Последний июль декабря - стр. 4
Рома торты называет пирогами. Говорит, слово вкусное. Может съесть целиком, особенно если с орехами… Она и хотела сделать с орехами. Даже купила на рынке фундук…
Средь свечек и шоколада, отдельно, пошлой масляной розой, подплывшей, рассупонившейся, будто пересаженной с дешевого бисквитного пирожного, торчит здание Конституционного суда. Бывший Сенат, освещенный не в пример прочей набережной нарядно и вызывающе, затмевает и саму площадь, и игрушечную букашку Медного всадника, и даже парящий где-то «над» купол Исаакия. В приказном сиянии прожекторов Английская набережная, сумеречно-серая, почти бесцветная совершенно потерялась…

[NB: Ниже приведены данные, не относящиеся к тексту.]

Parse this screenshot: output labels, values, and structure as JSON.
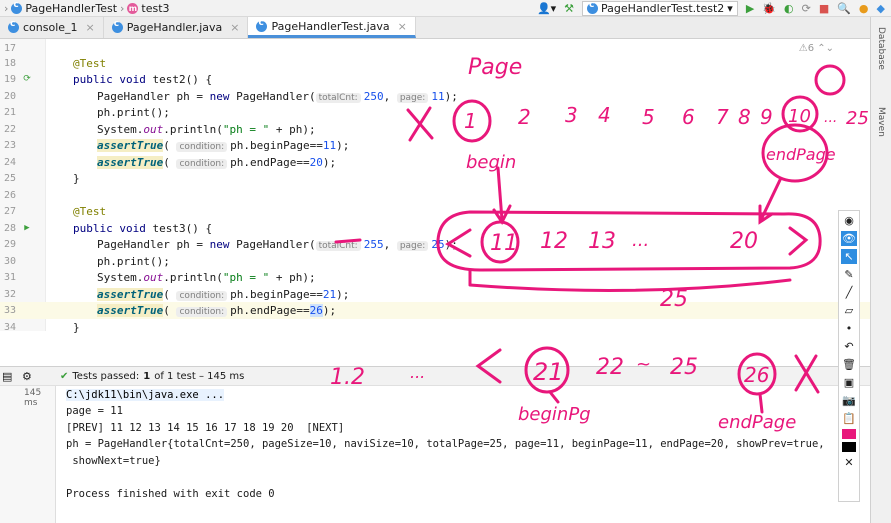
{
  "toolbar": {
    "breadcrumbs": [
      "PageHandlerTest",
      "test3"
    ],
    "run_config": "PageHandlerTest.test2"
  },
  "tabs": [
    {
      "label": "console_1",
      "active": false
    },
    {
      "label": "PageHandler.java",
      "active": false
    },
    {
      "label": "PageHandlerTest.java",
      "active": true
    }
  ],
  "editor": {
    "warning_count": "6",
    "lines": {
      "l17": "17",
      "l18": "18",
      "l19": "19",
      "l20": "20",
      "l21": "21",
      "l22": "22",
      "l23": "23",
      "l24": "24",
      "l25": "25",
      "l26": "26",
      "l27": "27",
      "l28": "28",
      "l29": "29",
      "l30": "30",
      "l31": "31",
      "l32": "32",
      "l33": "33",
      "l34": "34"
    },
    "test2": {
      "annotation": "@Test",
      "signature_kw": "public void ",
      "signature_name": "test2() {",
      "decl_a": "PageHandler ph = ",
      "new_kw": "new",
      "decl_b": " PageHandler(",
      "hint_total": "totalCnt:",
      "total": "250",
      "hint_page": "page:",
      "page": "11",
      "decl_end": ");",
      "print": "ph.print();",
      "sysout_a": "System.",
      "sysout_field": "out",
      "sysout_b": ".println(",
      "sysout_str": "\"ph = \"",
      "sysout_c": " + ph);",
      "assert": "assertTrue",
      "hint_cond": "condition:",
      "cond1": "ph.beginPage==",
      "cond1_val": "11",
      "cond2": "ph.endPage==",
      "cond2_val": "20",
      "close": ");",
      "brace": "}"
    },
    "test3": {
      "annotation": "@Test",
      "signature_name": "test3() {",
      "total": "255",
      "page": "25",
      "cond1_val": "21",
      "cond2_val": "26"
    }
  },
  "run": {
    "status": "Tests passed:",
    "count": "1",
    "of": "of 1 test – 145 ms",
    "time": "145 ms",
    "console": [
      "C:\\jdk11\\bin\\java.exe ...",
      "page = 11",
      "[PREV] 11 12 13 14 15 16 17 18 19 20  [NEXT]",
      "ph = PageHandler{totalCnt=250, pageSize=10, naviSize=10, totalPage=25, page=11, beginPage=11, endPage=20, showPrev=true,",
      " showNext=true}",
      "",
      "Process finished with exit code 0"
    ]
  },
  "side_labels": [
    "Database",
    "Maven"
  ],
  "ink": {
    "page": "Page",
    "row1": [
      "1",
      "2",
      "3",
      "4",
      "5",
      "6",
      "7",
      "8",
      "9",
      "10",
      "...",
      "25"
    ],
    "begin": "begin",
    "endpage": "endPage",
    "row2": [
      "11",
      "12",
      "13",
      "...",
      "20"
    ],
    "total": "25",
    "row3": [
      "1.2",
      "...",
      "21",
      "22",
      "~",
      "25",
      "26"
    ],
    "begin2": "beginPg",
    "endpage2": "endPage"
  },
  "colors": {
    "ink": "#e8177b",
    "accent": "#4a90d9"
  }
}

А Рома и липкие масляные розы любил. Сладкоежка…
– Это триста двадцать четыре – ноль девять – семьдесят пять? Я по поводу квартиры на Английской набережной.
– Сто метров, перепланировка узаконена, вид – Нева. Две комнаты и холл.
– Здорово. А цена?
– Шесть тысяч за квадратный метр. Шестьсот тысяч евро. Всего.
Лицо Ромы наливается злостью, будто распухает. Потом съеживается, стягивается к носу, будто он хочет свистнуть, значит, сейчас примется ругать всех подряд: город, страну, богачей, президента, время, жизнь. Когда Рома такой, лучше молчать. Даже не поддакивать. Поддакнешь – будет хуже. Попадет и ей, потому что папина дочка, которая как сыр в масле. Поэтому Юля просто глазеет по сторонам. И тоже тихо злится: нарисовали этих «SALE» на каждом доме, к чему? Кому надо – обратится в агентство, других зачем дразнить? Таких, как Рома.
– Не переживай, что нам Английская набережная? У меня тоже окна на Неву…
– Пошла ты со своими окнами! И со своим папочкой! И со своими деньгами! Я сам! Поняла?
Он разворачивается, уходит, она догоняет.
Помирились. Хотя и не ссорились, так? С Ромой многие простые вещи вдруг оказываются сложными.
Когда был этот разговор? Ровно за день до того, как Рома пропал.
Исчез. Был и нет. А она есть. И город есть, но без Ромы… Зачем?
Глаза защипало. Будто песком в них дунуло. А может, и дунуло. Юля потерла веки костяшками пальцев, проморгалась. Напротив, в витой рамке Бетанкуровской ограды, черные на сером, словно гравюра, стояли пес и женщина. Крыло загадочной собаки, задранное нагло и недвусмысленно, реяло парусом Петровского ботика прямо над гранитными строчками Пушкина.
В перламутровых переливах фонарного света мордочка пса представлялась совершенно человечьей и страшно знакомой. До неровно растущей, будто обкорнанной тупыми ножницами, бородки. И дама-старуха – будто из недавнего сна. Сложить воедино лицо хозяйки и морду собаки – точь-в-точь сфинкс. Сфинкс. Вот все и разъяснилось: и крыло, и бородка, и откуда она их знает.